La planète Neptune est découverte par l'astronome Urbain Le Verrier

Publié le : 17/08/2017
Portrait de l'astronome Urbain Le Verrier par le peintre Giacomotti - Château de Versailles
Portrait de l'astronome Urbain Le Verrier par le peintre Giacomotti - Château de Versailles - Photo : Josse / Leemage
Vue de Neptune par la sonde Voyager-2 en 1989
Vue de Neptune par la sonde Voyager-2 en 1989 - Photo : Leemage / Walter B. Myers / Novapix
« Monsieur Le Verrier a perçu le nouvel astre sans avoir besoin de jeter un seul regard vers le ciel ; il l’a vu au bout de sa plume. » Ainsi François Arago, secrétaire perpétuel de l’Académie des sciences, décrit-il la surprenante découverte de la planète Neptune faite par son jeune condisciple, le mathématicien et astronome Urbain Le Verrier (1811-1877), le 31 août 1846.
 
Élu le 19 janvier 1846 à l’Académie des sciences, en section d’astronomie, Urbain Le Verrier, qui a déjà publié une contribution remarquée sur la trajectoire d’Uranus, annonce le 1er juin 1846 l’existence d’une nouvelle planète, non encore nommée, sans l’avoir observée.
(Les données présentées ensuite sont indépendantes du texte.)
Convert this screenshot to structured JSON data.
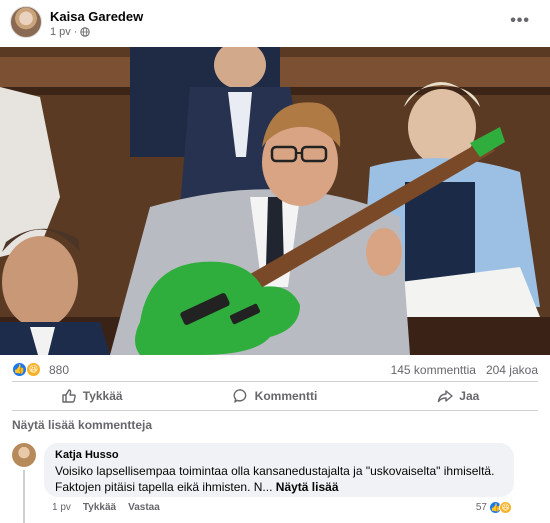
{
  "post": {
    "author": "Kaisa Garedew",
    "time": "1 pv",
    "more_label": "•••"
  },
  "stats": {
    "reaction_count": "880",
    "comments": "145 kommenttia",
    "shares": "204 jakoa"
  },
  "actions": {
    "like": "Tykkää",
    "comment": "Kommentti",
    "share": "Jaa"
  },
  "comments_section": {
    "more_comments": "Näytä lisää kommentteja",
    "comment": {
      "author": "Katja Husso",
      "text": "Voisiko lapsellisempaa toimintaa olla kansanedustajalta ja \"uskovaiselta\" ihmiseltä. Faktojen pitäisi tapella eikä ihmisten. N...",
      "see_more": "Näytä lisää",
      "time": "1 pv",
      "like": "Tykkää",
      "reply": "Vastaa",
      "reaction_count": "57"
    }
  },
  "colors": {
    "like_blue": "#1877f2",
    "haha_yellow": "#f7b125",
    "meta_gray": "#65676b",
    "bubble_bg": "#f0f2f5",
    "guitar_green": "#2fae3e"
  }
}
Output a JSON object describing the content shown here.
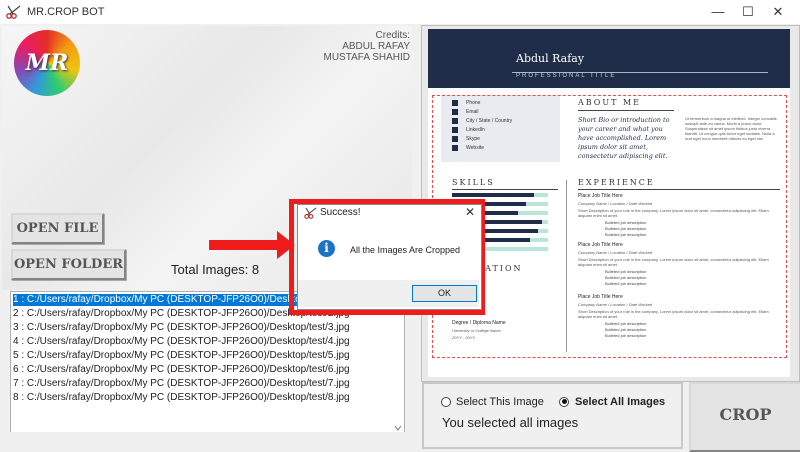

Il a en effet réussi à détecter par pur calcul mathématique la présence d’un « corps troublant », une planète inconnue responsable des irrégularités de la position d’Uranus.

 
Neptune, 8e et dernière planète du système solaire

Dans sa note du 31 août 1846 à l’Académie des sciences, Urbain Le Verrier donne à 5° près la position de cette planète hypothétique, ainsi qu’un certain nombre de ses caractéristiques orbitales. Pour en avoir la confirmation, il envoie alors ses calculs à l’astronome allemand Johann Galle (1812-1910) qui localise effectivement la planète, le 25 septembre 1846, depuis l’observatoire de Berlin : « Monsieur, écrit-il en français à Urbain Le Verrier, la planète dont vous nous avez signalé la position réellement existe. Le même jour où j’ai reçu votre lettre, je trouvais une étoile de 8e grandeur, qui n’était pas inscrite dans la […] collection des cartes célestes publiée par l’Académie de Berlin. »
 

Création de la première chaire de mécanique céleste de la Faculté des sciences

À la suite de cette découverte de Neptune, Urbain Le Verrier, promu officier de la Légion d’honneur par Louis-Philippe, est nommé à la chaire de mécanique céleste de la Faculté des sciences, créée à cette occasion.
 

Lancement du premier service de prévision météorologique

Nommé directeur de l’observatoire de Paris à la mort de François Arago (2 octobre 1853),  Urbain Le Verrier réorganise en profondeur l’établissement. En décembre 1863, il utilise également les nouveaux atouts du télégraphe pour lancer le premier service de prévision météorologique, diffusé par l’observatoire de Paris jusqu’en 1878, année où le Bureau central météorologique (BCM), ancêtre de Météo-France, est créé.